Cristo se ha proclamado Hijo de Dios, íntimamente unido al Padre, y, como tal, ha sido reconocido por los discípulos, confirmando sus palabras con los milagros y su resurrección. La Iglesia ofrece a los hombres el Evangelio, documento profético, que responde a las exigencias y aspiraciones del corazón humano y que es siempre «Buena Nueva». La Iglesia no puede dejar de proclamar que Jesús, vino a revelar el rostro de Dios y alcanzar, mediante la cruz y la resurrección, la salvación para todos los hombres.
A la pregunta ¿Para qué la misión? respondemos con la fe y la esperanza de la Iglesia: abrirse al amor de Dios es la verdadera liberación. En él, sólo en él, somos liberados de toda forma de alienación y extravío, de la esclavitud del poder del pecado y de la muerte. Cristo es verdaderamente «nuestra paz» (Ef 2, 14), y «el amor de Cristo nos apremia» (2 Cor 5, 14), dando sentido y alegría a nuestra vida. La misión es un problema de fe, es el índice exacto de nuestra fe en Cristo y en su amor por nosotros.
La tentación actual es la de reducir el cristianismo a una sabiduría meramente humanas, casi como una ciencia del vivir bien. En un mundo fuertemente secularizado, se ha dado una «gradual secularización de la salvación», debido a lo cual se lucha ciertamente en favor del hombre, pero de un hombre a medias, reducido a la mera dimensión horizontal. En cambio, nosotros sabemos que Jesús vino a traer la salvación integral, que abarca al hombre entero y a todos los hombres, abriéndoles a los admirables horizontes de la filiación divina.
¿Por qué la misión? Porque a nosotros, como a san Pablo, «se nos ha concedido la gracia de anunciar a los gentiles las inescrutables riquezas de Cristo» (Ef 3, 8). La novedad de vida en él es la «Buena Nueva» para el hombre de todo tiempo: a ella han sido llamados y destinados todos los hombres. De hecho, todos la buscan, aunque a veces de manera confusa, y tienen el derecho a conocer el valor de este don y la posibilidad de alcanzarlo. La Iglesia y, en ella, todo cristiano, no puede esconder ni conservar para sí esta novedad y riqueza, recibidas de la divina bondad para ser comunicadas a todos los hombres.

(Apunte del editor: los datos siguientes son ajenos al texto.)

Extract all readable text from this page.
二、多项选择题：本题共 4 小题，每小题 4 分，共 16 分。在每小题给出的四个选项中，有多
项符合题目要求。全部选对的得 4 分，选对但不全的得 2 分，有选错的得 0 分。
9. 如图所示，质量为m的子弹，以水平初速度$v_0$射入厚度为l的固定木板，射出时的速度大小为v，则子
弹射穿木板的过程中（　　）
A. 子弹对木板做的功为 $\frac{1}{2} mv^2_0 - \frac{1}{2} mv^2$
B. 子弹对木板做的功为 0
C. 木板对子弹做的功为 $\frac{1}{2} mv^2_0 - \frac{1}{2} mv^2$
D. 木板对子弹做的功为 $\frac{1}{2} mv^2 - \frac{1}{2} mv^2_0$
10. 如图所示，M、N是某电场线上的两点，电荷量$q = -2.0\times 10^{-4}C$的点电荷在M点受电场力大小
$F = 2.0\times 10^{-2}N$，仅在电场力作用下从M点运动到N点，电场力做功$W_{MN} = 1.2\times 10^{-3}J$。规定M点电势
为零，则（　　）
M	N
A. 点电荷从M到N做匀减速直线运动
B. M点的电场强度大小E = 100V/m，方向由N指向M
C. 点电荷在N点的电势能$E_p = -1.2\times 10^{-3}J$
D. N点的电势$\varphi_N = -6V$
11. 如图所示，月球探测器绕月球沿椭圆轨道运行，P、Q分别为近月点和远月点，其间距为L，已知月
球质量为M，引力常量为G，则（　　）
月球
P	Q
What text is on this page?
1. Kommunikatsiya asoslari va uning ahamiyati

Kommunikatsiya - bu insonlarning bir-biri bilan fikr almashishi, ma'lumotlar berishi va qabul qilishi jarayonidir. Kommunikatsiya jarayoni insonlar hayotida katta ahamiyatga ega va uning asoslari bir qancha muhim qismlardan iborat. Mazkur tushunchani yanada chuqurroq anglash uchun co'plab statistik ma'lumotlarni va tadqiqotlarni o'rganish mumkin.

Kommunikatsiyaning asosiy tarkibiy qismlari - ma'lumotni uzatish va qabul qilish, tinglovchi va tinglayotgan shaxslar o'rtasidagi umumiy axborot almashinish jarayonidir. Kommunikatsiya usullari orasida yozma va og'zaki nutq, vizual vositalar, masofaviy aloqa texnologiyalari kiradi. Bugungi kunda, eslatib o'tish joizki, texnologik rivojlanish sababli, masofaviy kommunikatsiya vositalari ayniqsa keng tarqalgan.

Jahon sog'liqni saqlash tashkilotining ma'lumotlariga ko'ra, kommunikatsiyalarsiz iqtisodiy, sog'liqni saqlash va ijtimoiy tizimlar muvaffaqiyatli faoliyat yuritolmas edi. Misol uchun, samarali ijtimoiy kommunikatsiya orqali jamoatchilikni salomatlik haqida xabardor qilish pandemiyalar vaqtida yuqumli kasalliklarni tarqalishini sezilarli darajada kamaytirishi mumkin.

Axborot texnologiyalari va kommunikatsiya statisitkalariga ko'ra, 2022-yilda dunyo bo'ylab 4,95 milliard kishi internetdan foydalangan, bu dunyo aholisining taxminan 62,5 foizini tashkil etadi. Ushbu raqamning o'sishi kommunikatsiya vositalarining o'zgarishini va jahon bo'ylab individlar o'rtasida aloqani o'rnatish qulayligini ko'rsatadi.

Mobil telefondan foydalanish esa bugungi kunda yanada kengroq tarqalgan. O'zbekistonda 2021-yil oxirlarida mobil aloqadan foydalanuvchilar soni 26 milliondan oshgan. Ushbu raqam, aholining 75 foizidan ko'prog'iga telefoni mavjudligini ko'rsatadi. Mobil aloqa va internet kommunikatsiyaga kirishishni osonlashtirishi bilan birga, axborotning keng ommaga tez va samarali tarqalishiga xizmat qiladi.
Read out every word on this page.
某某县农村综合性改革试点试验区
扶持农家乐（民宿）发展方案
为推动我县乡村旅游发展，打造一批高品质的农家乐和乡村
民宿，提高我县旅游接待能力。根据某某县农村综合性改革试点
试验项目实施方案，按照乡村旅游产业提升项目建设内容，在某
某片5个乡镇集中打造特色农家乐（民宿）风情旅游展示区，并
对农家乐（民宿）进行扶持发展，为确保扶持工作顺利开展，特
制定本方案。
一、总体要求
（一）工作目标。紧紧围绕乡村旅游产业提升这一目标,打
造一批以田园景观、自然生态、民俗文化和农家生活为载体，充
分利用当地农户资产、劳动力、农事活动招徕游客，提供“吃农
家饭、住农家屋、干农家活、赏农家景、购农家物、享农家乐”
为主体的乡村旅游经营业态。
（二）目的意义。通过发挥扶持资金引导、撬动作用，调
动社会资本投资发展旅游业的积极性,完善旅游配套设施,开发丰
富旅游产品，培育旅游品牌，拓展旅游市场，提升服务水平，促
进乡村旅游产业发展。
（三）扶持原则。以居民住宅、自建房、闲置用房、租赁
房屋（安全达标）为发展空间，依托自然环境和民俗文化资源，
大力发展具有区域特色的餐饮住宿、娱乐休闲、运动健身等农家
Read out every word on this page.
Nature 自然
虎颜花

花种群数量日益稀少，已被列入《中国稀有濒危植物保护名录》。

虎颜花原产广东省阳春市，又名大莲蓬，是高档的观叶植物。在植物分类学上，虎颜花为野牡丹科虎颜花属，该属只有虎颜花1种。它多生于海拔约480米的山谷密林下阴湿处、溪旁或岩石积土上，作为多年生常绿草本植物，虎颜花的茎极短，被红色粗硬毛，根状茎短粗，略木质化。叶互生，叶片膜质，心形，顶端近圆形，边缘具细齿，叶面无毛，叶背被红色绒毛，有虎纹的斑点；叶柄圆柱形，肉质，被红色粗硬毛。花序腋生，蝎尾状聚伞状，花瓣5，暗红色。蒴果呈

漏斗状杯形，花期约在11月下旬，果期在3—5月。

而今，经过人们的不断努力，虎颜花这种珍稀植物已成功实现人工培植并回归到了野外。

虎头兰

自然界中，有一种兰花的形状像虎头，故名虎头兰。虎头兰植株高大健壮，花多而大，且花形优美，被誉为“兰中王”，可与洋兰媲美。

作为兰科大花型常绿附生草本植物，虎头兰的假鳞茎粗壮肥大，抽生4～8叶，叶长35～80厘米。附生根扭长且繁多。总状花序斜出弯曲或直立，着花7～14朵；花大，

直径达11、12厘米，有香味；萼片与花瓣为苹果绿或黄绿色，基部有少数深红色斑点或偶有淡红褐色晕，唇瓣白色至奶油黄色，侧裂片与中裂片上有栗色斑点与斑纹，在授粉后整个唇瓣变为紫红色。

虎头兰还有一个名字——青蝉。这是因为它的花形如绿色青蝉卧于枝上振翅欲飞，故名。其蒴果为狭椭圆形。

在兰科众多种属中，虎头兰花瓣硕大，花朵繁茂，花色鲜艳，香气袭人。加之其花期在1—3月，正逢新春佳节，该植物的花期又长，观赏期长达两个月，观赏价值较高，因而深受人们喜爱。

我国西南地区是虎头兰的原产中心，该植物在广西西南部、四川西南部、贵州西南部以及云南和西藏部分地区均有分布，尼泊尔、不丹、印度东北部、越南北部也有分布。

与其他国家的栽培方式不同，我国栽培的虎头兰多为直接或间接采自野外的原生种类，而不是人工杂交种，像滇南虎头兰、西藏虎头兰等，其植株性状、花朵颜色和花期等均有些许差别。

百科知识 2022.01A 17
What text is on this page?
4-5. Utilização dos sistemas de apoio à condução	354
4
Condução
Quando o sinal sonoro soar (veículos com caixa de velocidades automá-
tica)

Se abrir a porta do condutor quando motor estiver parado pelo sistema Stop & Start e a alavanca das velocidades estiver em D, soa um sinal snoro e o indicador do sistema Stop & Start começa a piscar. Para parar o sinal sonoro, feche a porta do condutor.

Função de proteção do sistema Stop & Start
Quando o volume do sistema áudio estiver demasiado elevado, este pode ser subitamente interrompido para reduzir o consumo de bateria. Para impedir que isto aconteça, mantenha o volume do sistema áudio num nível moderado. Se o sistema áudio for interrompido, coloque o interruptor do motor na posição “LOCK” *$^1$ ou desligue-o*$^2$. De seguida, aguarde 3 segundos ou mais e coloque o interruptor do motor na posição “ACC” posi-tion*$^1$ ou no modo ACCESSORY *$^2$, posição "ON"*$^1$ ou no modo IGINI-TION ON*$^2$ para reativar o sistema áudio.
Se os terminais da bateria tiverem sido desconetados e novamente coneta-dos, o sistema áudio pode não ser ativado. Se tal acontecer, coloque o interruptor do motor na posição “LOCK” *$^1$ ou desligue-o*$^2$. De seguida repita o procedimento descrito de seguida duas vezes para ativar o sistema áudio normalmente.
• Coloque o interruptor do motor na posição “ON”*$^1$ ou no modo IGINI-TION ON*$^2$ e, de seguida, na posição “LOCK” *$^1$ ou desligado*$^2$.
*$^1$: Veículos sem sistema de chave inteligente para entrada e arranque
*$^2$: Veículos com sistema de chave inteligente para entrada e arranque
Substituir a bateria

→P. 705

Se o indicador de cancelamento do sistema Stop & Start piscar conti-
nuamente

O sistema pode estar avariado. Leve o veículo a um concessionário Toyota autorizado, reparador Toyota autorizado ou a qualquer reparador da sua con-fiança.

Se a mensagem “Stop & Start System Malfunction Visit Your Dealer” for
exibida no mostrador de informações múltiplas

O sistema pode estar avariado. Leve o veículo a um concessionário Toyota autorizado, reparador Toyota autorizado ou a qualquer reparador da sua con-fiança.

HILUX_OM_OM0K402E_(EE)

He ahí por qué la misión, además de provenir del mandato formal del Señor, deriva de la exigencia profunda de la vida de Dios en nosotros. Quienes han sido incorporados a la Iglesia han de considerarse privilegiados y, por ello, mayormente comprometidos en testimoniar la fe y la vida cristiana como servicio a los hermanos y respuesta debida a Dios, recordando que «su excelente condición no deben atribuirla a los méritos propios sino a una gracia singular de Cristo, no respondiendo a la cual con pensamiento, palabra y obra, lejos de salvarse, serán juzgados con mayor severidad».[20]
Notas
[20] Conc. Ecum. Vat. II. Const. dogm. Lumen gentium, sobre la Iglesia, 14.